There isn’t much doubt which side enjoyed the Autumn Statement more in the Commons chamber. Tory MPs wore gleeful looks that showed they thought the Chancellor had planted his ball firmly in the back of Ed Balls’s net. They cheered with terrace gusto. Labour MPs looked solemn and attentive. Perhaps their expressions were meant to project scorn and disbelief at what George Osborne was saying. They could also be interpreted as masks of defeat.

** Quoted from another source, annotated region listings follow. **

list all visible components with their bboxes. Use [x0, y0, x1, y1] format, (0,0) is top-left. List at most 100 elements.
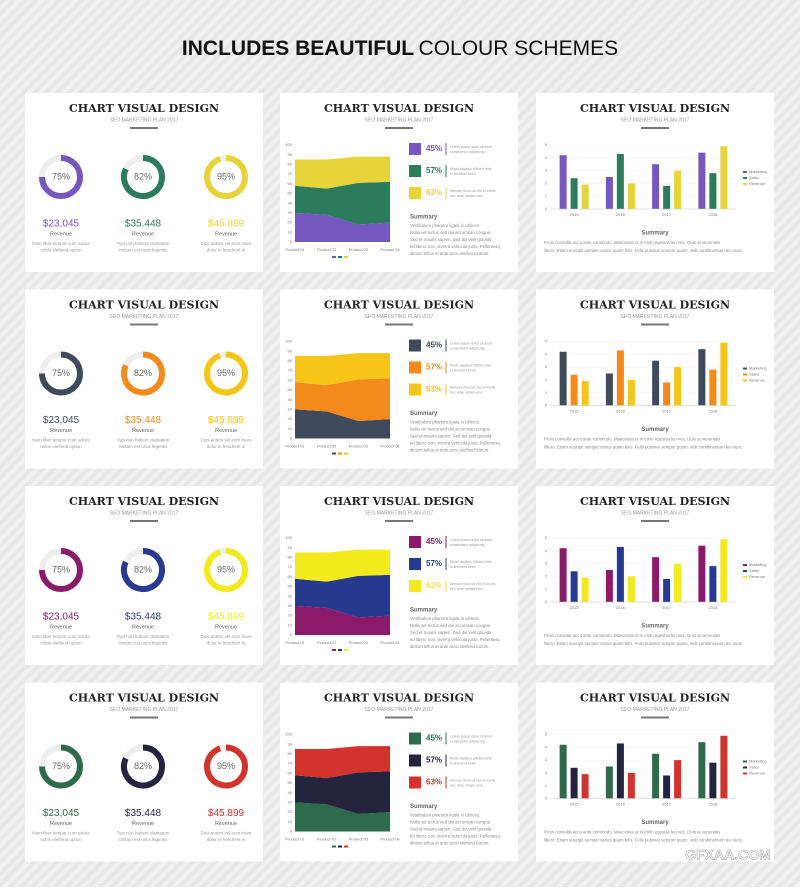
note: Nam liber tempor cum soluta: [32, 831, 90, 836]
y-tick-label: 80: [288, 554, 293, 559]
summary-title: Summary: [641, 624, 669, 630]
summary-text: Proin convallis accu ante commodo. Maece…: [544, 437, 720, 442]
summary-title: Summary: [410, 215, 438, 221]
legend-swatch: [743, 379, 747, 382]
stat-text: in tincidunt tortor: [450, 761, 477, 765]
slide: [25, 93, 263, 272]
y-tick-label: 4: [545, 744, 548, 749]
bar: [663, 578, 671, 602]
x-tick-label: Product 03: [349, 247, 369, 252]
y-tick-label: 3: [545, 364, 548, 369]
legend-swatch: [344, 845, 348, 848]
slide-subtitle: SEO MARKETING PLAN 2017: [365, 707, 434, 713]
legend-label: Revenue: [749, 378, 766, 383]
donut-arc: [121, 744, 165, 789]
x-tick-label: Product 04: [380, 640, 400, 645]
y-tick-label: 50: [288, 387, 293, 392]
legend-swatch: [332, 256, 336, 258]
legend-swatch: [344, 256, 348, 258]
slide-title: CHART VISUAL DESIGN: [324, 692, 474, 705]
summary-text: Sed et mauris sapien. Sed dui velit grav…: [410, 434, 492, 439]
donut-arc: [121, 155, 165, 199]
slide-title: CHART VISUAL DESIGN: [580, 692, 730, 705]
slide-title: CHART VISUAL DESIGN: [69, 495, 219, 508]
donut-label: 75%: [52, 564, 70, 574]
slide-card: CHART VISUAL DESIGN SEO MARKETING PLAN 20…: [536, 93, 774, 272]
caption: Revenue: [215, 231, 237, 237]
slide-card: CHART VISUAL DESIGN SEO MARKETING PLAN 20…: [536, 486, 774, 665]
bar: [709, 566, 717, 602]
summary-text: Sed et mauris sapien. Sed dui velit grav…: [410, 237, 492, 242]
note: insitam est usus legentis: [118, 248, 168, 253]
y-tick-label: 3: [545, 168, 548, 173]
bar: [570, 178, 578, 209]
y-tick-label: 90: [288, 545, 293, 550]
y-tick-label: 2: [545, 573, 548, 578]
note: dolor in hendrerit in: [207, 837, 246, 842]
x-tick-label: 2015: [570, 605, 580, 610]
amount: $23,045: [43, 415, 80, 426]
y-tick-label: 0: [545, 599, 548, 604]
legend-swatch: [743, 373, 747, 376]
stat-text: in tincidunt tortor: [450, 368, 477, 372]
y-tick-label: 40: [288, 397, 293, 402]
note: Typi non habent claritatem: [117, 241, 170, 246]
y-tick-label: 20: [288, 809, 293, 814]
legend-swatch: [743, 564, 747, 566]
stat-icon: [409, 558, 421, 570]
legend-swatch: [743, 766, 747, 769]
y-tick-label: 50: [288, 191, 293, 196]
stat-icon: [409, 165, 421, 177]
legend-label: Sales: [749, 175, 759, 180]
note: dolor in hendrerit in: [207, 444, 246, 449]
stat-text: Aenean rhoncus nisi in mollis: [450, 582, 496, 586]
x-tick-label: 2016: [616, 802, 626, 807]
bar: [720, 735, 728, 799]
y-tick-label: 70: [288, 564, 293, 569]
summary-text: Proin convallis accu ante commodo. Maece…: [544, 830, 720, 835]
stat-text: nec vitae ornare eros: [450, 194, 483, 198]
legend-label: Marketing: [749, 759, 767, 764]
donut-arc: [39, 155, 83, 199]
y-tick-label: 4: [545, 351, 548, 356]
caption: Revenue: [132, 821, 154, 827]
x-tick-label: Product 01: [285, 444, 305, 449]
stat-icon: [409, 143, 421, 155]
x-tick-label: Product 01: [285, 247, 305, 252]
y-tick-label: 40: [288, 200, 293, 205]
slide-subtitle: SEO MARKETING PLAN 2017: [621, 314, 690, 320]
area: [295, 771, 390, 815]
stat-value: 45%: [426, 734, 442, 743]
slide-title: CHART VISUAL DESIGN: [69, 299, 219, 312]
stat-icon: [409, 776, 421, 789]
caption: Revenue: [215, 428, 237, 434]
y-tick-label: 1: [545, 783, 548, 788]
title-light: COLOUR SCHEMES: [419, 37, 619, 60]
legend-label: Sales: [749, 568, 759, 573]
bar: [581, 184, 589, 209]
note: Duis autem vel eum iriure: [200, 831, 252, 836]
bar: [709, 369, 717, 406]
bar: [652, 360, 660, 406]
y-tick-label: 60: [288, 770, 293, 775]
summary-text: libero. Etiam suscipit semper varius qua…: [544, 838, 743, 843]
note: nobis eleifend option: [40, 641, 82, 646]
bar: [627, 379, 635, 406]
legend-swatch: [743, 367, 747, 370]
note: Typi non habent claritatem: [117, 831, 170, 836]
summary-text: Sed et mauris sapien. Sed dui velit grav…: [410, 827, 492, 832]
note: insitam est usus legentis: [118, 641, 168, 646]
y-tick-label: 30: [288, 210, 293, 215]
legend-swatch: [344, 452, 348, 455]
legend-swatch: [743, 171, 747, 173]
bar: [674, 367, 682, 406]
slide: [25, 682, 263, 862]
stat-text: Morbi dapibus efficitur felis: [450, 363, 492, 367]
donut-label: 82%: [134, 761, 152, 771]
legend-swatch: [332, 845, 336, 848]
slide-subtitle: SEO MARKETING PLAN 2017: [621, 707, 690, 713]
y-tick-label: 0: [545, 403, 548, 408]
stat-text: consectetur adipiscing: [450, 543, 485, 547]
bar: [616, 153, 624, 209]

The mood imbalance was, to an extent, inevitable. The focus of the Autumn Statement was things the Chancellor wants to talk about and things Labour says are missing the point. Osborne boasts that the economy is growing lustily. Labour asserts that people aren’t feeling it in the marginals. Osborne declares that his plan for fiscal prudence has delivered the stability from which future prosperity will flourish. Balls says Osborne’s plan has left voters feeling out of pocket.
The Tories think they have won the biggest argument of the parliament – the question of who was to blame for the economic mess and who is best qualified to clear it up. Labour think, or at least hope, that there is a bigger argument about who the economy serves, who can be trusted to look after ordinary people, and that the Tories are ill-equipped to meet that challenge.
The problem for Labour today was that Osborne got to set the terms of the debate, so Balls arguing vigorously in the debate he would rather be having sounded close to a capitulation. When he accused the Chancellor of being in denial, the charge ricocheted back in his face. The Tories guffawed merrily. The Labour leadership – both Eds – remain confident of having the last laugh, to the extent that the macroeconomic indicators fuelling Conservative levity conceal real pain that will cost the government votes. The economy that Tory MPs were cheering is on paper; the one Labour’s cost of living campaign focuses on is in winnable constituencies. That’s the theory, at least.
But what today also demonstrated is that Osborne believes Labour’s reputation for overspending is terminally toxic. One of the Chancellor’s favourite gambits is engineering parliamentary debates exclusively to force Labour MPs to vote against something that most voters think is sensible. This device has been deployed with some effect over welfare reform, challenging the opposition to advertise their squeamishness about benefit cuts, which they duly did.
Today, Osborne gave advance notice of the next trick he will pull from the same box. He intends to put a “Charter For Budget Responsibility” before parliament next autumn, reaffirming the coalition parties’ determination to press ahead with the current trajectory of deficit reduction. The tactical logic behind this move is clear. It means that, six months before a general election, Labour will have to choose between endorsing the government’s economic policy (which they won’t do) and voting against prudent budgeting (which they will insist is a principle they cherish).
The standard Labour line in response to these Osborne stunts is to denounce them as cynical game-playing, unworthy of indulgence by a serious opposition whose eyes are fixed on the higher prize of transforming Britain’s economy and society for the better. Etc.
For nervous Labour MPs that can sound rather like a declaration of intent to walk straight into the trap, although Ed Miliband probably has more leeway with his own side now than he did a year or two ago. Since the party’s successful conference – and the energy price freeze pledge that disoriented the Tories for weeks – there is more patience in the parliamentary Labour party for Miliband’s insistence on doing things “in his own time, on his own terms.”
Still, after today, I suspect there will be increased pressure for one of those things to be a clearer line on long-term fiscal policy. Both Eds have said repeatedly in speeches and interviews that they recognise the spending constraints under which a future Labour government would operate. Osborne clearly thinks that message hasn’t reached the public and that he can continue pummelling Labour as the party that opposes every cut, while plotting to raise taxes, borrow and spend like Topsy.
Privately, senior Labour figures concede that this is a weakness. Both Eds know they need to do more if people are going to be persuaded to put them in charge of public money. There is, behind the scenes, a rolling discussion about the kind of measures and policies that will help Labour “cut through” with its determination to be prudent. The lesson that Miliband has learned from the energy price freeze is that voters don’t listen to vague declarations of intent. Many actively avoid anything the sounds like politics. So to get their attention, you need something big, bold, easy to understand and unignorable.
There are many on the Labour side who would like to get through a campaign without having to apply that logic to the delicate matter of budget discipline. Perhaps it can be avoided. The Eds may be right that a cost of living crisis will soon wipe the grins from Tory faces and that Osborne’s attempt to force the debate back to his preferred terms, while effective in the Commons today, will have diminishing returns over time. But the looks of unease on the Labour benches today suggest the party is still uncomfortable when the conversation turns to balancing the books. That is a weakness of which Balls will be well aware. I imagine the shadow Chancellor will be marching some sacred spending cow to the slaughter before polling day.